Feb 26 19:34:55 jj0hns0n: mojodna exactly, that is the hardest part
Feb 26 19:35:15 jj0hns0n: lossyrob could be ossim or other toolchains too, but I do think that geotrellis may make the most sense
Feb 26 19:35:21 wildintellect: fyi, I know a couple of data sources we can start with for testing purposes
Feb 26 19:35:40 mojodna: jj0hns0n: can you elaborate on the difficulty for this n00b?

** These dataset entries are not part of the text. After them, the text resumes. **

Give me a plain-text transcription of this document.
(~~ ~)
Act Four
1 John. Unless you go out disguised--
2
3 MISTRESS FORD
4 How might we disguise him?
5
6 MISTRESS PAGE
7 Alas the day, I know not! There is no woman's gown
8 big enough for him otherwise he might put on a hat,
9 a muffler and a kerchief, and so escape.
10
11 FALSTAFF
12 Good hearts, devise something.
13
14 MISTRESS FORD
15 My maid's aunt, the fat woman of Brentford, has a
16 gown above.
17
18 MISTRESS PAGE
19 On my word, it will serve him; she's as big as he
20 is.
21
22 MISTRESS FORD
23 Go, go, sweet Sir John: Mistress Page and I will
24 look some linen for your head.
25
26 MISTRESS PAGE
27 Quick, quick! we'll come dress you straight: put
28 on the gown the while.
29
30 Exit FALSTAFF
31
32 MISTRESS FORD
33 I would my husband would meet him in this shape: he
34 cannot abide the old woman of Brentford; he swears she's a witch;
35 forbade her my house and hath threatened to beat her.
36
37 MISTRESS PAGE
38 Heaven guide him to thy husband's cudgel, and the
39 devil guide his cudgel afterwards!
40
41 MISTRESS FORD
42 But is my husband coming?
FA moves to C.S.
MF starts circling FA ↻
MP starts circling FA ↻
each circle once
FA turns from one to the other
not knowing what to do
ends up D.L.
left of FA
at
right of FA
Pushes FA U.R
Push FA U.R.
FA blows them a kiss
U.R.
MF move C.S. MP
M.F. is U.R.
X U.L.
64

Feb 26 19:35:46 nhv: imo you keep each layer separate onto itself and let the user decide what to combine overlay etc
Feb 26 19:35:46 wildintellect: PublicLab's mapknitter output (Google takes some already), and USDA NAIP
Feb 26 19:36:15 FrankW: The NAIP is available on S3 (BTW)
Feb 26 19:36:19 mojodna: nhv: +1, with defaults
Feb 26 19:36:36 nhv: NAIP on S3 sweet :-)
Feb 26 19:37:21 nhv: NASA's onearth gdal driver looks pretty good for tiling overviewing etc
Feb 26 19:37:26 mojodna: for this to work, the central store needs everything stored in the same projection (right?). has that been decided?
Feb 26 19:37:27 FrankW: nhv: the NAIP is unfortunately a user pay bucket, which is a bit complicated, but hey.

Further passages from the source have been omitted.